On top of the rise in military spending, and the new bases – most notably in Central Asia, including Afghanistan, Pakistan, Uzbekistan, Tajikistan and Kyrgyzstan – the war in Iraq was an incredibly forceful demonstration of US military force. However, during this time, and not helped by profligate military spending, US government debt has risen enormously.
It's called wartime, and I take exception to description of the military spending as "profligate." Mason keeps giving the impression that Bush just randomly decided to invade a country or two.

It's also worth pointing out that part of the problem is the popping of the high-tech bubble of the 1990s, which produced a sharp slowdown in the economy (complete with a single recessionary quarter), even though spending levels had risen during the boom.

Then there's Congress, which in the wake of September 11th, actually exceeded the Administration's appropriation requests by billions of dollars.

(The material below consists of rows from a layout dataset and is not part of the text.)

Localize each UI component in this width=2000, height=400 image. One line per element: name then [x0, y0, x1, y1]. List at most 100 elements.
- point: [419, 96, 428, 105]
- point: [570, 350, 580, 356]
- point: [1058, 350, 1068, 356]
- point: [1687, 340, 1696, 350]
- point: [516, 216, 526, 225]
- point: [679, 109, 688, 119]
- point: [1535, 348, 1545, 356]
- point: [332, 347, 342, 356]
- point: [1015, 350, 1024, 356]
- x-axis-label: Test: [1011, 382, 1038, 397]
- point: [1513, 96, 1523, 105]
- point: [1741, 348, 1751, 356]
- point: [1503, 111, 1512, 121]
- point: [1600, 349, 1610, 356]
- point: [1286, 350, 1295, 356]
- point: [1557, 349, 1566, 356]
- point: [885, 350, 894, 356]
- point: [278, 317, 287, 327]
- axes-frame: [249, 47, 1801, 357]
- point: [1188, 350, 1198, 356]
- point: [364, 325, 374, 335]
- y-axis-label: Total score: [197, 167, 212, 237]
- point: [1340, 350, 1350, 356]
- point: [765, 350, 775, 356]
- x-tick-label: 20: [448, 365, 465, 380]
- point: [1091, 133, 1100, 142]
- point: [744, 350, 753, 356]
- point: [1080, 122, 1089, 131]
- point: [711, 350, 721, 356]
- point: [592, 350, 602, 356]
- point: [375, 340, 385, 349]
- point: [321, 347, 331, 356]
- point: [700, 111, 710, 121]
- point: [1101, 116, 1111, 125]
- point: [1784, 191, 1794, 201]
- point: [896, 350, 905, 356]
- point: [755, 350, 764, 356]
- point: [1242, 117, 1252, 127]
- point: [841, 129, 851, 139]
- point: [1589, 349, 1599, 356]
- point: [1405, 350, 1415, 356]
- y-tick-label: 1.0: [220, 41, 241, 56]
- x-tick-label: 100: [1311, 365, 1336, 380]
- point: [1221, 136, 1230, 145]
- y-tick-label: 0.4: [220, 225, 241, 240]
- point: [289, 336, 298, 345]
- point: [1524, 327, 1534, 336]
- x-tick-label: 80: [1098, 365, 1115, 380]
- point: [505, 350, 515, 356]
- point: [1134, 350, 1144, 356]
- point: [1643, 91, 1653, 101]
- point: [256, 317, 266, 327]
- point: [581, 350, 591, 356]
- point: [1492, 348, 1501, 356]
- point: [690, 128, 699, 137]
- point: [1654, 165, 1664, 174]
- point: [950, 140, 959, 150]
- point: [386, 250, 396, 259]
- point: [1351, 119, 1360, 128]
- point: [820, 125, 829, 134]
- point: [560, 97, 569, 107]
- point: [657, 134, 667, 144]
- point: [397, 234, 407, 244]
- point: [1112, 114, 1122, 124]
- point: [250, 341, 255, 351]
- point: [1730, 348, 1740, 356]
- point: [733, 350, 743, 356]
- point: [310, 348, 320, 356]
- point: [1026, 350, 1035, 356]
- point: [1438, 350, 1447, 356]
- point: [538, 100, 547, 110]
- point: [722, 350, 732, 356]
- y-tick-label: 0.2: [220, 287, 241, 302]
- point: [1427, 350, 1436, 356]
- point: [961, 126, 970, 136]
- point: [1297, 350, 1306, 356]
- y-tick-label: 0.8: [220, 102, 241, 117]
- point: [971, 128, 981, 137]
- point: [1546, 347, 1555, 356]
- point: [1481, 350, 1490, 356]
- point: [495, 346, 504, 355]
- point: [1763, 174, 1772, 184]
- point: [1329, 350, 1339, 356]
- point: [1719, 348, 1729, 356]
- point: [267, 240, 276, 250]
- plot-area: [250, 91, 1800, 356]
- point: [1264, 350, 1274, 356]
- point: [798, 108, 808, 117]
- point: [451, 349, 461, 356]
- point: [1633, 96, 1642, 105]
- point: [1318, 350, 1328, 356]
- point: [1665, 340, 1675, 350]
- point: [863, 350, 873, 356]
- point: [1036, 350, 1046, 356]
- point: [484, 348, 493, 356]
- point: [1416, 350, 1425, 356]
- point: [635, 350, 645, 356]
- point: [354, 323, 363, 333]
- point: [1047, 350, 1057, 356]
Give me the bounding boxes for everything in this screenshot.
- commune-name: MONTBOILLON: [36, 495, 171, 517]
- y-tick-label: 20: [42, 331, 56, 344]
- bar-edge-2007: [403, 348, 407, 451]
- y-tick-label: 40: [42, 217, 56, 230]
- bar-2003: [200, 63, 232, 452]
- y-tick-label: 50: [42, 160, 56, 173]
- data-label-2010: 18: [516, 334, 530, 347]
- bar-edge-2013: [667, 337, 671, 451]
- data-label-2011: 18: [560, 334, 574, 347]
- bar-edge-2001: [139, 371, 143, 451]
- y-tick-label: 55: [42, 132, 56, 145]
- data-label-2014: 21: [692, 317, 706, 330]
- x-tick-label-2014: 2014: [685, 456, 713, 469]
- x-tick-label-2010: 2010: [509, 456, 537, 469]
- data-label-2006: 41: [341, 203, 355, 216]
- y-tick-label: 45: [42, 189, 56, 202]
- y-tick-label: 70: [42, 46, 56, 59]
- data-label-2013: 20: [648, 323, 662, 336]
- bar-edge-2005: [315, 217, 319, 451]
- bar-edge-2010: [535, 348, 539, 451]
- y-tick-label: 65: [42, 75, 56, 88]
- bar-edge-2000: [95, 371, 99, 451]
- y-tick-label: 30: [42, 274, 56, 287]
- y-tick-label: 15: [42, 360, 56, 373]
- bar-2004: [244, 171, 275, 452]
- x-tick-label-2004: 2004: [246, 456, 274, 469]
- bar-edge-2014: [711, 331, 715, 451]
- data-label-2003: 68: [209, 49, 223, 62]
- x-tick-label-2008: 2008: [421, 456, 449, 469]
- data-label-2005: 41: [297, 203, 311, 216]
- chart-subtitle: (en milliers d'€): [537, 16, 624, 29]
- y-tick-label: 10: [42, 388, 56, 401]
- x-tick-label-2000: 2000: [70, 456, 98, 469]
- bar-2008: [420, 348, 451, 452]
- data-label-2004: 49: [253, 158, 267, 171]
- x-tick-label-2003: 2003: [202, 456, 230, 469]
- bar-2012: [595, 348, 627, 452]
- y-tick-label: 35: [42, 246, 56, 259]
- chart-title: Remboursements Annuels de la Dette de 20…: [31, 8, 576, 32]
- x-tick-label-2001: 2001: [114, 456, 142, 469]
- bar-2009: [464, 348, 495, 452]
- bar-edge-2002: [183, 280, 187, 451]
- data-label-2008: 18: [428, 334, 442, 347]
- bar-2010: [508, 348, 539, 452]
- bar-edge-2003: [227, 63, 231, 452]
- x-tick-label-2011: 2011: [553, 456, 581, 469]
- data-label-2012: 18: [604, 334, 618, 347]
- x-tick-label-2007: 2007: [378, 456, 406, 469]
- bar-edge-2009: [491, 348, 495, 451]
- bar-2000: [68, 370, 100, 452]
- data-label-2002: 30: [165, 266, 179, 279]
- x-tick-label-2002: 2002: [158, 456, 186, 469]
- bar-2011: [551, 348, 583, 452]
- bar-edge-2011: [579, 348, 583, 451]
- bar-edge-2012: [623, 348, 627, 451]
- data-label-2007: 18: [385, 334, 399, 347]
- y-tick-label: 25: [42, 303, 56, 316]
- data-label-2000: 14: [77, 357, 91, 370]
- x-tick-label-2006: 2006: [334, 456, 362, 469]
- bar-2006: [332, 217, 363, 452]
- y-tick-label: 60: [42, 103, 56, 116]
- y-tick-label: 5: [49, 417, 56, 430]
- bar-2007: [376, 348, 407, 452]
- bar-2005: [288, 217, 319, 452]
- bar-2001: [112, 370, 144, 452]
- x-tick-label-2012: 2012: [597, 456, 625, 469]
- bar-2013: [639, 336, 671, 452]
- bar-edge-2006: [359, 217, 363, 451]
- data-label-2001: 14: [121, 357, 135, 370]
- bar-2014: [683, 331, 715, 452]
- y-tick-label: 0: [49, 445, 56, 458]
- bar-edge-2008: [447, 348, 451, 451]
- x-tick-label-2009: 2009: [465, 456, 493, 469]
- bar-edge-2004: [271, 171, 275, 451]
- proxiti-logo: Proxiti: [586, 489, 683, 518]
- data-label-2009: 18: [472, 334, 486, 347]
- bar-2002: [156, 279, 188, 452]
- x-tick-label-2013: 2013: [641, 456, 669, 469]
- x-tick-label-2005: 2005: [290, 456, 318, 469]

As a result, the US government is now heavily reliant on Japanese, Chinese and other investors in other south-east Asian countries to keep on buying its debt (in the form of Treasury Bills). Without this financial support, US interest rates would rise sharply, devastating the country's economy.
True, though I'm not sure what the point is. Clearly, those countries except the economy to improve, since they are not generally in the foreign-aid business.
However, there is little reason why anyone outside the US should follow Bush in his obsession with military dominance.
Perhaps, but it's worth noting that without matching military dominance, most countries of the world no longer have a real say in its affairs. That the U.S. can dismissively refer to Germany and France -- combined! -- as "Old Europe" and tell them to get stuffed, is no small matter. That North Korea can do the same, is even more significant. That Israel disregard the EU is nearly mind-boggling. The events of the last couple of years clearly demonstrate that "hard power," so easily dismissed by Mason, is what's really behind the "soft power" of trade and financial policies -- which is why the EU, for all its wealth, is utterly impotent in the face of American military action. (They are nowhere near as helpless on the political or financial fronts, of course. Hence their frustration that Bush went with the military route. But even the Europeans' financial strength is ultimately guaranteed by American good will and military protection.)
As Nye says, military power is only one form of power
This is simply false. Military power is the ultimate source of any other power. Just ask Commodore Perry.
By meekly accepting Bush's definition of power, many countries, particularly in the EU, allow their own priorities, such as the environment, restructuring the international financial architecture and addressing poverty, to be sidelined.
I will leave alone the sycophantic sop to the EU's oh-so-precious concerns about the environment and "addressing poverty." Instead, I will point out that the one time the Clinton team did make a significant change on the ground somewhere, it was in the Balkans -- where all the EU "soft power" couldn't make an iota of difference, in spite of the fact that they were next door, and the countries involved were completely dependent on them for trade. Clinton used "hard power" to effect a change, and it worked. In North Korea, Clinton tried to use "soft power" -- in the form of the aforementioned Jimmy Carter -- to get the Kim government to stop its nuclear program. That worked really well, eh?